Se tumbó en la cama y apagó la lámpara de su lado. Para cuando Eva se tendió en la cama junto a él, ya estaba fingiendo dormir. Los sábados por la noche tendían a ser lo que Eva llamaba Noches de Unión, pero Wilt estaba enamorado y sus pensamientos eran todos para Irmgard. Eva leyó otro capítulo sobre la producción de estiércol, y luego apagó la luz con un suspiro. ¿Por qué no podía Henry ser aventurero y emprendedor como John Nye? Oh, bueno, ya harían el amor por la mañana.

Pero cuando ella despertó, se encontró con el otro lado de la cama vacío. Por primera vez, que ella recordara, Henry se había levantado a las siete un domingo por la mañana sin que le hubieran arrancado de la cama las cuatrillizas. Probablemente estaba abajo, preparándole un té. Eva se dio la vuelta y se volvió a dormir.

Wilt no estaba en la cocina. Estaba paseando por el sendero del río.

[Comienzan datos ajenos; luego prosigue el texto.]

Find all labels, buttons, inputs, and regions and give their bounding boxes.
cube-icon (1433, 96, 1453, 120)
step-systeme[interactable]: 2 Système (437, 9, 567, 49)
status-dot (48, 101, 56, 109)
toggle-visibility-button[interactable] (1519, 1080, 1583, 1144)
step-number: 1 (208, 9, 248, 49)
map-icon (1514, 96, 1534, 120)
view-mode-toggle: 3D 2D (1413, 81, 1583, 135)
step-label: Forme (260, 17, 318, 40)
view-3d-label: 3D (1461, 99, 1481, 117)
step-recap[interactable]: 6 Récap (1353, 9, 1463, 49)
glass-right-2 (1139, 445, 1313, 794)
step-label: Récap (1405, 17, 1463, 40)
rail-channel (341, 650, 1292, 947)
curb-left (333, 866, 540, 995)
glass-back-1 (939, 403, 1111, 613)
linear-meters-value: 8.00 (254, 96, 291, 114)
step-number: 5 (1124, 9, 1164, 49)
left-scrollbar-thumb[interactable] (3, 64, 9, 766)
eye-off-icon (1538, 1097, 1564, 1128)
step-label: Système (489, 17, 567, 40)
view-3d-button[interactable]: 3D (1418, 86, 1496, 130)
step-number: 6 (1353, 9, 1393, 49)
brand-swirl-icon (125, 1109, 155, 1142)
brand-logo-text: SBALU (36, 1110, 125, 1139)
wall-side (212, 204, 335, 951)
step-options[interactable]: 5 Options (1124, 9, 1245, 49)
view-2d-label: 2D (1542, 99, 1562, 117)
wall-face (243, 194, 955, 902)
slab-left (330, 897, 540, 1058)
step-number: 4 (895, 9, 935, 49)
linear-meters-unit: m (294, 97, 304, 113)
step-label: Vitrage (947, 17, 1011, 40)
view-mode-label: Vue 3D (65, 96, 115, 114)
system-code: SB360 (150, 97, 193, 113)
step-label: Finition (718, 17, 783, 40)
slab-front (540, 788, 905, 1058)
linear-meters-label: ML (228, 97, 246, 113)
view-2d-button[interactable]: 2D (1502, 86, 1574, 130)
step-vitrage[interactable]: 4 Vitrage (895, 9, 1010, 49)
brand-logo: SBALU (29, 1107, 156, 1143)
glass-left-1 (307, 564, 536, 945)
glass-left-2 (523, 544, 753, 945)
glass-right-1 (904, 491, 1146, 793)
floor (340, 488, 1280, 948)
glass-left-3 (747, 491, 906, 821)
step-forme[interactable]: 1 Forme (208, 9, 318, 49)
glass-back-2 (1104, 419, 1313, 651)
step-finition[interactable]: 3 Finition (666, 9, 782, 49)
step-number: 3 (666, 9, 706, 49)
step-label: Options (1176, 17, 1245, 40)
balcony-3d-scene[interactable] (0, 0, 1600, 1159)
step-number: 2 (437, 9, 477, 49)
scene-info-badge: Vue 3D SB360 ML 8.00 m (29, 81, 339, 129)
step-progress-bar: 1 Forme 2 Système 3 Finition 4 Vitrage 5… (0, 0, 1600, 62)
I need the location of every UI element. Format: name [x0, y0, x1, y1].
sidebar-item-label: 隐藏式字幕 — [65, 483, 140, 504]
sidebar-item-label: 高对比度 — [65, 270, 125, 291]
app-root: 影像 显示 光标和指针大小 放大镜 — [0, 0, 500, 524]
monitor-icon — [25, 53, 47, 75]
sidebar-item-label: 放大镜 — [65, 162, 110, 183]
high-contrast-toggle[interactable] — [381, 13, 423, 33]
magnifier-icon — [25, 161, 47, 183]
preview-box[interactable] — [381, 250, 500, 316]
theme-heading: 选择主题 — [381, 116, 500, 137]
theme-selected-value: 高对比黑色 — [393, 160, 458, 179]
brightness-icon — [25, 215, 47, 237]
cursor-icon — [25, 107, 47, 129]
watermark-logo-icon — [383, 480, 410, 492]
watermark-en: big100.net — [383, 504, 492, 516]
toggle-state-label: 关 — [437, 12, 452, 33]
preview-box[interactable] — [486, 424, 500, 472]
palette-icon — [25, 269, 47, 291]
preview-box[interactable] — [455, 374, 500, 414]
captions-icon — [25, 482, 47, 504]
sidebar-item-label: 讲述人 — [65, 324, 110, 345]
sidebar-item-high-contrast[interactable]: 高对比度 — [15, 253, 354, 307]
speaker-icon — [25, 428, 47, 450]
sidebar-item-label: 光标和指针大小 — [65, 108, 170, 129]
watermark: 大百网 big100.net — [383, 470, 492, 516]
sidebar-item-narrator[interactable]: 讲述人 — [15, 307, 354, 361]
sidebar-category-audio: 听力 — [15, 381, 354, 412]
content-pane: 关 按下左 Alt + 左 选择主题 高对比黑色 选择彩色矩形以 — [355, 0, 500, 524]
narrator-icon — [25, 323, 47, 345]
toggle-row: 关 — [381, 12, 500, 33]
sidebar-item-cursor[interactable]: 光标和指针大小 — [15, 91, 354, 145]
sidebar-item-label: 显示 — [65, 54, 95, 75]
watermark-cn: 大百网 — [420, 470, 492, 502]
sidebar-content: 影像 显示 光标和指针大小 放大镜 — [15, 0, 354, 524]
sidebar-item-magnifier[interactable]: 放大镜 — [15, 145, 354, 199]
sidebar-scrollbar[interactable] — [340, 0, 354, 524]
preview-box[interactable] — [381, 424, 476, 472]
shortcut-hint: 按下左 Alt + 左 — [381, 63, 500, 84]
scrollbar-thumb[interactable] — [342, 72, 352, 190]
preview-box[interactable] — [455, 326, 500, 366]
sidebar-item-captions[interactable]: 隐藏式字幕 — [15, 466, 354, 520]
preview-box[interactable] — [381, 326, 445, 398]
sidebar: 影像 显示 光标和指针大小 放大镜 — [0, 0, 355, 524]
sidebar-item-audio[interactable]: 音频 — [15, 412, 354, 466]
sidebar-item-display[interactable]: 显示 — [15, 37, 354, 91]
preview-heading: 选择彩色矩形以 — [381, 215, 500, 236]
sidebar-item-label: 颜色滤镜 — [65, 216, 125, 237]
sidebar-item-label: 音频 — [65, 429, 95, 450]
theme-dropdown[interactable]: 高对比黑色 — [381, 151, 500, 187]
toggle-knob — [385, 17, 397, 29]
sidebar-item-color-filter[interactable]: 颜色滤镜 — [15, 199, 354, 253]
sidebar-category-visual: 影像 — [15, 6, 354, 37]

La mañana era luminosa, con una luz otoñal, y el río brillaba. Una ligera brisa agitaba los sauces y Wilt estaba solo con sus pensamientos y sus sentimientos. Como de costumbre, sus pensamientos eran sombríos, mientras que sus sentimientos tendían a expresarse en verso. A diferencia de la mayoría de los poetas modernos, Wilt no se expresaba en verso libre. Sus versos tenían medida y rimaban. O por lo menos lo habrían hecho si hubiera encontrado algo que rimase con Irmgarda. Casi la única palabra que le venía a la mente era buharda. Luego estaban albarda, lombarda, avutarda y petarda. Ninguna parecía adecuarse a la delicadeza de sus sentimientos. Después de cuatro kilómetros infructuosos dio media vuelta y se dirigió pesadamente a sus obligaciones de hombre casado. Wilt hubiera podido pasarse sin ellas.